Daniel Kalafata-Müller: Solange es auf einem Konzept ­basiert, ganz klar: ja. Ästhetisch ist KI allerdings immer gefährlich nah am Kitsch. Das sieht man ganz beson­ders bei Midjourney. Hier gibt es viele technisch gute Bilder, aber inhaltlich und formal kaum spannende. Bei Stable Diffusion ist es andersherum, weswegen ich mich für dieses Werkzeug entschieden habe.

Aber ein Bildkunstwerk ist mehr als Konzept und formale Ästhetik. Es geht auch um die haptische Dimension. Bei der Anfertigung der Exponat-Prints habe ich eine spannende Beobachtung gemacht. Als ich die Bilder vom Labor abholte und sie erstmalig auf Papier in der Hand hielt, kam in mir plötzlich das Gefühl auf, als wären es Fotos von echten Tieren. Einfach, weil sie wie Erinnerungsbilder in Form von handlichen Prints in die Welt getreten waren. Das war für mich etwas Ungewohntes. Normalerweise bringe ich, wenn ich digital fotografiere, reale Dinge in die virtuelle Welt des Computers, wo sie zumeist auch bleiben, ohne je wieder in Form eines Ausdrucks materialisiert zu werden.

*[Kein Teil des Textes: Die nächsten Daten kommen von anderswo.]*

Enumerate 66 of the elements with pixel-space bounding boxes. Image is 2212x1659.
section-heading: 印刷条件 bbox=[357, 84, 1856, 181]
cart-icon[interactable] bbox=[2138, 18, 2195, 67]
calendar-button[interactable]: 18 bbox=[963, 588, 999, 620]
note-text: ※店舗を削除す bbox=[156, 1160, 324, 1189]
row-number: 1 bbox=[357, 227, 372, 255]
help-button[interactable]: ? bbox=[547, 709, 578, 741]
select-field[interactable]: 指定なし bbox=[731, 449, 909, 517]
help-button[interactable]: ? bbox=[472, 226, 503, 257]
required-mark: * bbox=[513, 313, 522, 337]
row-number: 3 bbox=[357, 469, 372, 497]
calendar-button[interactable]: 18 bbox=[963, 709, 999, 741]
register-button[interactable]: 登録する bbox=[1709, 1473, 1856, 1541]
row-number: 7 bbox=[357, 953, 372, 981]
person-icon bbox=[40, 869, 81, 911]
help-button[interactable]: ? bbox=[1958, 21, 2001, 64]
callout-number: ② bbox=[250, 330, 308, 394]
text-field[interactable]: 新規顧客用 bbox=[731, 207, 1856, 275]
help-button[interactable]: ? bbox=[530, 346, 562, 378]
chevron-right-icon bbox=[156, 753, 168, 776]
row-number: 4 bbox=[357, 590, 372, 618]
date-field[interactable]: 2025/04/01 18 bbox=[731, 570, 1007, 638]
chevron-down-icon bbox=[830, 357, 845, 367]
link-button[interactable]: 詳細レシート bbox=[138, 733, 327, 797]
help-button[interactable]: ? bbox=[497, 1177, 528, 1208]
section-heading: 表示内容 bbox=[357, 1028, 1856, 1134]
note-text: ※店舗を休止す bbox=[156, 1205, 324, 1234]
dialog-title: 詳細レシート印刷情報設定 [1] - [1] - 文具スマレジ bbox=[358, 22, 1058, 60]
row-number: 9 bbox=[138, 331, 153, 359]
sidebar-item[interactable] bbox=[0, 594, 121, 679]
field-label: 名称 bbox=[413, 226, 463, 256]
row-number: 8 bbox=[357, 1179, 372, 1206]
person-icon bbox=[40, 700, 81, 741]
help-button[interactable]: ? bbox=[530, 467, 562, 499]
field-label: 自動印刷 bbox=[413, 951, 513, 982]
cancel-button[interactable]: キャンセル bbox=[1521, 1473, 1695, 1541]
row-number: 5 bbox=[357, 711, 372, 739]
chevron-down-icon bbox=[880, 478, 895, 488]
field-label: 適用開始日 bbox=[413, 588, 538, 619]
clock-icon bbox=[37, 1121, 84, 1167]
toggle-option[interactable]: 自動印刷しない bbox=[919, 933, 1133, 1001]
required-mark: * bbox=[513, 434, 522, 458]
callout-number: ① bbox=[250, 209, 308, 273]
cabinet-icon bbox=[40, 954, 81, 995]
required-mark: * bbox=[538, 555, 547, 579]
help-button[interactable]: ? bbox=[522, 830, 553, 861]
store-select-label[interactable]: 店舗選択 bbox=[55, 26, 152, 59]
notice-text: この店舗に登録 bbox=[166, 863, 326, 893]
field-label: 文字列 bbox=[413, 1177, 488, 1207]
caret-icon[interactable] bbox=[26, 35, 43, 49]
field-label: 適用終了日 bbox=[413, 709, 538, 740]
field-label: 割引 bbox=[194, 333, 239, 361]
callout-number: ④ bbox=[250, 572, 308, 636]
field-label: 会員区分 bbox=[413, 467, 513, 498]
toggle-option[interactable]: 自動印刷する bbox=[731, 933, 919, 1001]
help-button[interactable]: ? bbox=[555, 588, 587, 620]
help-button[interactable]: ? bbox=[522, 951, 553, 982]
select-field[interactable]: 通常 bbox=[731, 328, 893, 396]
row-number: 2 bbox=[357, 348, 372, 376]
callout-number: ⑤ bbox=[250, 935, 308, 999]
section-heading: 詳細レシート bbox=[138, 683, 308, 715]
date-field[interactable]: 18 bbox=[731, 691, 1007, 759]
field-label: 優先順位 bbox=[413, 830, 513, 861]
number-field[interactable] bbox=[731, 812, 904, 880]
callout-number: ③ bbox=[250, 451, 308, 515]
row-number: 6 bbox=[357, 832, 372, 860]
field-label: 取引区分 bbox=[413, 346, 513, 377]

DOCMA: Daniel, wir danken Dir für das informative Gespräch.

Daniel Kalafata-Müller

… hat in München Kunst studiert mit Schwerpunkt visuelle Gestaltung. Er kam in den Nuller Jahren nach Berlin und arbeitet dort als Freiberufler im Bereich 2D/3D-Animation. Vornehmlich für Kunden in der Kunst, aber auch im Theater und beim Film.